Very intersted in establishing a major seagate position but wondering what some of you may think here about there development efforts and new products.

Gigabit per second delivered to desktop

The new software would make real-time, high-quality video routine

Computer scientists in the US have broken one gigabit per second data transfer to
desktop computers in a local area network (LAN).
This is 20,000 times faster than communication through a telephone modem and
was achieved using TCP/IP, the communications standard for the Internet.

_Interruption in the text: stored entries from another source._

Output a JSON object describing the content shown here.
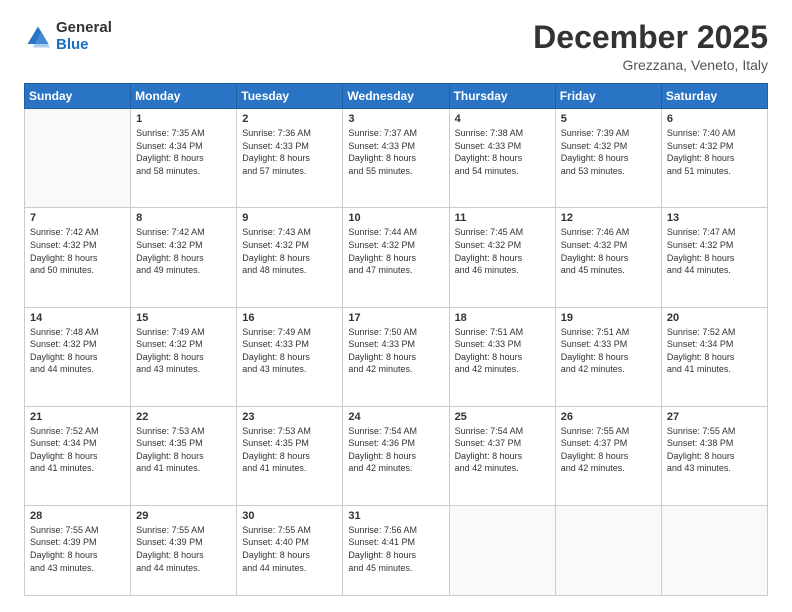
{
  "logo": {
    "line1": "General",
    "line2": "Blue"
  },
  "header": {
    "month_year": "December 2025",
    "location": "Grezzana, Veneto, Italy"
  },
  "weekdays": [
    "Sunday",
    "Monday",
    "Tuesday",
    "Wednesday",
    "Thursday",
    "Friday",
    "Saturday"
  ],
  "weeks": [
    [
      {
        "day": "",
        "info": ""
      },
      {
        "day": "1",
        "info": "Sunrise: 7:35 AM\nSunset: 4:34 PM\nDaylight: 8 hours\nand 58 minutes."
      },
      {
        "day": "2",
        "info": "Sunrise: 7:36 AM\nSunset: 4:33 PM\nDaylight: 8 hours\nand 57 minutes."
      },
      {
        "day": "3",
        "info": "Sunrise: 7:37 AM\nSunset: 4:33 PM\nDaylight: 8 hours\nand 55 minutes."
      },
      {
        "day": "4",
        "info": "Sunrise: 7:38 AM\nSunset: 4:33 PM\nDaylight: 8 hours\nand 54 minutes."
      },
      {
        "day": "5",
        "info": "Sunrise: 7:39 AM\nSunset: 4:32 PM\nDaylight: 8 hours\nand 53 minutes."
      },
      {
        "day": "6",
        "info": "Sunrise: 7:40 AM\nSunset: 4:32 PM\nDaylight: 8 hours\nand 51 minutes."
      }
    ],
    [
      {
        "day": "7",
        "info": "Sunrise: 7:42 AM\nSunset: 4:32 PM\nDaylight: 8 hours\nand 50 minutes."
      },
      {
        "day": "8",
        "info": "Sunrise: 7:42 AM\nSunset: 4:32 PM\nDaylight: 8 hours\nand 49 minutes."
      },
      {
        "day": "9",
        "info": "Sunrise: 7:43 AM\nSunset: 4:32 PM\nDaylight: 8 hours\nand 48 minutes."
      },
      {
        "day": "10",
        "info": "Sunrise: 7:44 AM\nSunset: 4:32 PM\nDaylight: 8 hours\nand 47 minutes."
      },
      {
        "day": "11",
        "info": "Sunrise: 7:45 AM\nSunset: 4:32 PM\nDaylight: 8 hours\nand 46 minutes."
      },
      {
        "day": "12",
        "info": "Sunrise: 7:46 AM\nSunset: 4:32 PM\nDaylight: 8 hours\nand 45 minutes."
      },
      {
        "day": "13",
        "info": "Sunrise: 7:47 AM\nSunset: 4:32 PM\nDaylight: 8 hours\nand 44 minutes."
      }
    ],
    [
      {
        "day": "14",
        "info": "Sunrise: 7:48 AM\nSunset: 4:32 PM\nDaylight: 8 hours\nand 44 minutes."
      },
      {
        "day": "15",
        "info": "Sunrise: 7:49 AM\nSunset: 4:32 PM\nDaylight: 8 hours\nand 43 minutes."
      },
      {
        "day": "16",
        "info": "Sunrise: 7:49 AM\nSunset: 4:33 PM\nDaylight: 8 hours\nand 43 minutes."
      },
      {
        "day": "17",
        "info": "Sunrise: 7:50 AM\nSunset: 4:33 PM\nDaylight: 8 hours\nand 42 minutes."
      },
      {
        "day": "18",
        "info": "Sunrise: 7:51 AM\nSunset: 4:33 PM\nDaylight: 8 hours\nand 42 minutes."
      },
      {
        "day": "19",
        "info": "Sunrise: 7:51 AM\nSunset: 4:33 PM\nDaylight: 8 hours\nand 42 minutes."
      },
      {
        "day": "20",
        "info": "Sunrise: 7:52 AM\nSunset: 4:34 PM\nDaylight: 8 hours\nand 41 minutes."
      }
    ],
    [
      {
        "day": "21",
        "info": "Sunrise: 7:52 AM\nSunset: 4:34 PM\nDaylight: 8 hours\nand 41 minutes."
      },
      {
        "day": "22",
        "info": "Sunrise: 7:53 AM\nSunset: 4:35 PM\nDaylight: 8 hours\nand 41 minutes."
      },
      {
        "day": "23",
        "info": "Sunrise: 7:53 AM\nSunset: 4:35 PM\nDaylight: 8 hours\nand 41 minutes."
      },
      {
        "day": "24",
        "info": "Sunrise: 7:54 AM\nSunset: 4:36 PM\nDaylight: 8 hours\nand 42 minutes."
      },
      {
        "day": "25",
        "info": "Sunrise: 7:54 AM\nSunset: 4:37 PM\nDaylight: 8 hours\nand 42 minutes."
      },
      {
        "day": "26",
        "info": "Sunrise: 7:55 AM\nSunset: 4:37 PM\nDaylight: 8 hours\nand 42 minutes."
      },
      {
        "day": "27",
        "info": "Sunrise: 7:55 AM\nSunset: 4:38 PM\nDaylight: 8 hours\nand 43 minutes."
      }
    ],
    [
      {
        "day": "28",
        "info": "Sunrise: 7:55 AM\nSunset: 4:39 PM\nDaylight: 8 hours\nand 43 minutes."
      },
      {
        "day": "29",
        "info": "Sunrise: 7:55 AM\nSunset: 4:39 PM\nDaylight: 8 hours\nand 44 minutes."
      },
      {
        "day": "30",
        "info": "Sunrise: 7:55 AM\nSunset: 4:40 PM\nDaylight: 8 hours\nand 44 minutes."
      },
      {
        "day": "31",
        "info": "Sunrise: 7:56 AM\nSunset: 4:41 PM\nDaylight: 8 hours\nand 45 minutes."
      },
      {
        "day": "",
        "info": ""
      },
      {
        "day": "",
        "info": ""
      },
      {
        "day": "",
        "info": ""
      }
    ]
  ]
}
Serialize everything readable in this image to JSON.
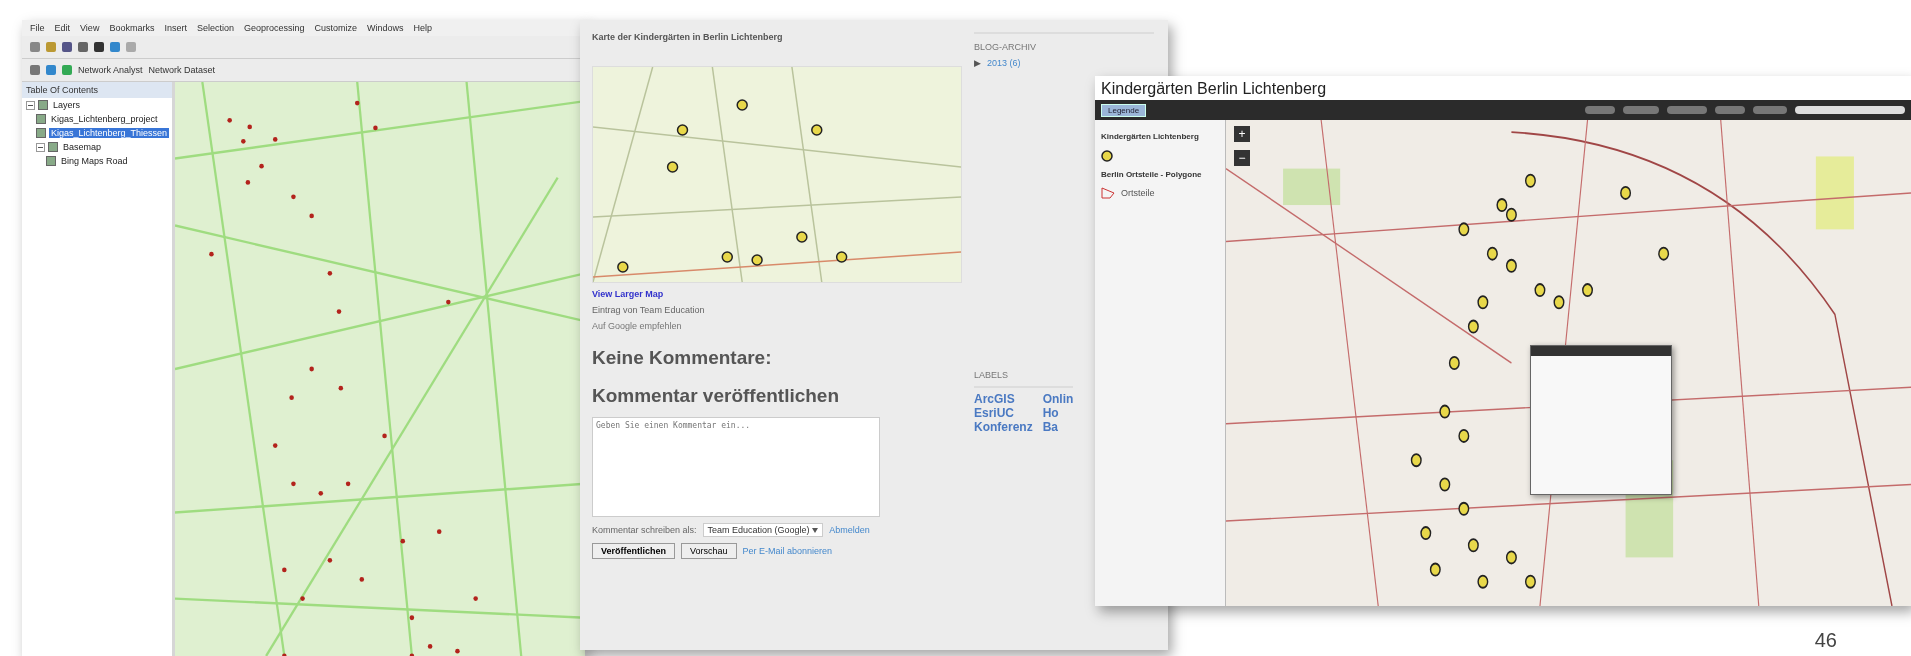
{
  "arcmap": {
    "menu": [
      "File",
      "Edit",
      "View",
      "Bookmarks",
      "Insert",
      "Selection",
      "Geoprocessing",
      "Customize",
      "Windows",
      "Help"
    ],
    "toolbar_labels": [
      "Network Analyst",
      "Network Dataset"
    ],
    "toc_title": "Table Of Contents",
    "layers": [
      {
        "label": "Layers",
        "checked": true,
        "expanded": true,
        "selected": false,
        "children": [
          {
            "label": "Kigas_Lichtenberg_project",
            "checked": true,
            "selected": false
          },
          {
            "label": "Kigas_Lichtenberg_Thiessen",
            "checked": true,
            "selected": true
          },
          {
            "label": "Basemap",
            "checked": true,
            "expanded": true,
            "selected": false,
            "children": [
              {
                "label": "Bing Maps Road",
                "checked": true,
                "selected": false
              }
            ]
          }
        ]
      }
    ]
  },
  "blog": {
    "title": "Karte der Kindergärten in Berlin Lichtenberg",
    "map_link": "View Larger Map",
    "author": "Eintrag von Team Education",
    "share": "Auf Google empfehlen",
    "no_comments": "Keine Kommentare:",
    "post_comment": "Kommentar veröffentlichen",
    "comment_placeholder": "Geben Sie einen Kommentar ein...",
    "comment_as": "Kommentar schreiben als:",
    "account": "Team Education (Google)",
    "sign_out": "Abmelden",
    "buttons": [
      "Veröffentlichen",
      "Vorschau"
    ],
    "subscribe": "Per E-Mail abonnieren",
    "sidebar": {
      "archive_title": "BLOG-ARCHIV",
      "archive": [
        {
          "toggle": "▶",
          "label": "2013 (6)",
          "expanded": false
        }
      ],
      "labels_title": "LABELS",
      "tags": [
        "ArcGIS",
        "Onlin",
        "EsriUC",
        "Ho",
        "Konferenz",
        "Ba"
      ]
    }
  },
  "webmap": {
    "title": "Kindergärten Berlin Lichtenberg",
    "legend_button": "Legende",
    "legend": [
      {
        "title": "Kindergärten Lichtenberg",
        "kind": "point"
      },
      {
        "title": "Berlin Ortsteile - Polygone",
        "kind": "polygon",
        "item": "Ortsteile"
      }
    ],
    "zoom": [
      "+",
      "−"
    ]
  },
  "page_number": "46"
}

Transferring a billion bits per second would mean, for example, that watching
real-time high-quality video would be routine. However, one difficulty yet to be
overcome is that the speed of writing to a computer's hard disk is still relatively
slow, often only 40 megabytes per second.

Rewriting the rules

Gigabit networks and network cards can be bought now but do not function at
these speeds. However, by re-writing software, the team at Duke University, US,
have shown these speeds are possible.

The increased data transfer speed will only benefit users if hardware keeps up
"It's the first demonstration on public record of TCP/IP running faster than a
gigabit per second, end-to-end, one network workstation to another," said one of
the team, Jeff Chase, at Duke University.

"What we have done is provide the software support that's needed to allow others
to achieve similar speeds on other networks that will arrive in the future," he
added.

The backbones of current LANs can run at a gigabit per second but the data
transfer to a desktop computer connected to the LAN is limited by the network
card, usually 10 or 100 megabits per second.

Experimental stage

The Duke LAN is experimental and operates within a small space but Professor
Chase believes the techniques developed there could eventually help computer
users obtain more efficient access to larger scale networks, including a future
version of the Internet.

It might also mean that standard TCP/IP type software could be used for such
cutting edge applications as wiring together individual desktop computers into a
massively parallel supercomputer.

"What we've done is narrow the gap between standard TCP/IP communications
that everybody loves and knows how to use and has the software to use and these
more cutting edge technologies that are harder to use and difficult for people to
program," said Professor Chase.

"Over decades a lot of very smart people have done a lot of work trying to write
the software that allows TCP communications at very high speeds. In some sense,
what we have done really is show that they got it right." he added.

Streamlined software

The Duke team achieved speeds of 1.147 billion bits a second on a special
high-speed Myrinet LAN with new Myrinet network cards.

They did this by streamlining the software operations which both the send and
receive data. The modifications included:

"zero-copy data movement" which circumvents the time-consuming step of
reading data from one area of computer network memory and writing it into
another,
"scatter/gather input/output," allows data in various locations of computer memory
to be rounded up and sent together as large messages.
"adaptive message pipelining," which schedules the movement of data between the
network and an individual computer's memory to deliver high performance. The
Duke group has filed for a patent for this,
By special agreement with Myricom, the group also made changes to the
"firmware" codes in network cards that programmers ordinarily cannot alter.